Quote from: londonsmee on June 23, 2013, 04:51:14 PM
.@ 50miles wide 50miles long 2.5k miles Sq 
EDIT
Sorry for quick replying from my phone. I ended up going for greyscale 11321x800 at 94dpi resulting in a 259mb file. I'm thinking this might be too small as I have had to add a heightmap smoothing of 10% to it.
Heres how its progressed. but thanks for the reminder of the km's I had put 50k in TG, which must make me a nasa engineer they do that type of mistake cm/inch's 
Even this mistake doesn't make sense. neither 50 km nor 50 miles is anywhere near 2.5 km. Use a calculator. A useful one is
http://www.onlineconversion.com/length_common.htmAlso, d.p.i doesn't matter, ignore it. It is for printing images. Has nothing to do with terrain. Also I don't care how many MB it takes up, that only matters in terms of your computer's power and whether it can handle it.
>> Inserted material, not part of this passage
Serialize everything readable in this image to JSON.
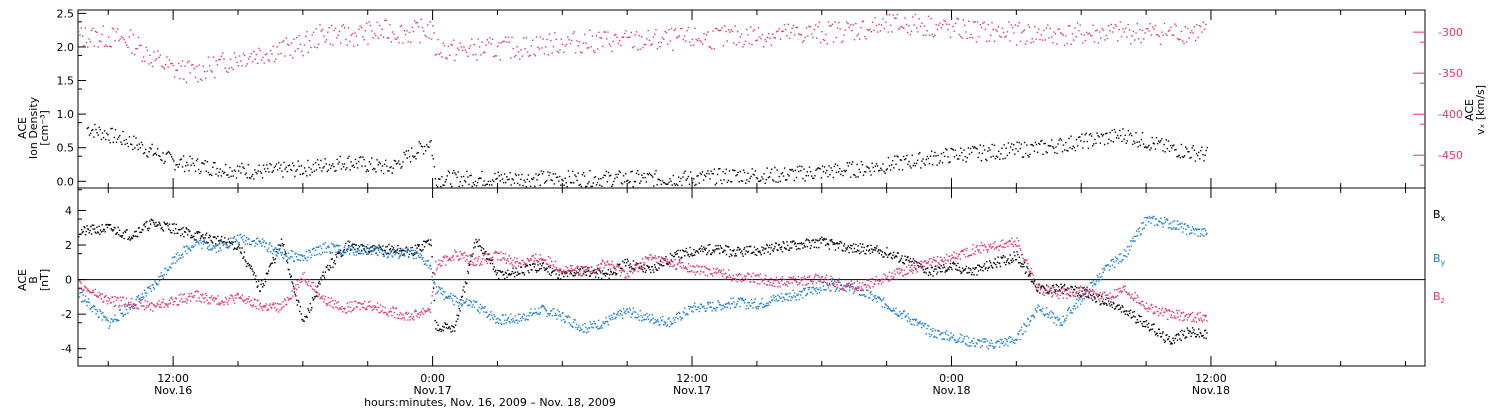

Here's what you need to pay attention to:
Number of pixels for the width and the height of your elevation map. Also how many meters each represents.
Your elevation map's resolution is found by multiplying width in pixels by width in meters, same for height. That is to say, if your terrain map is 1000 pixels wide, and it covers an area in the world of 10,000 meters, then the resolution is 10m/px (10,000 meters divided by 1000 pixels = 10 meters per pixel).
You don't have to use a square map.
How many meters are covered by the width and height of your map?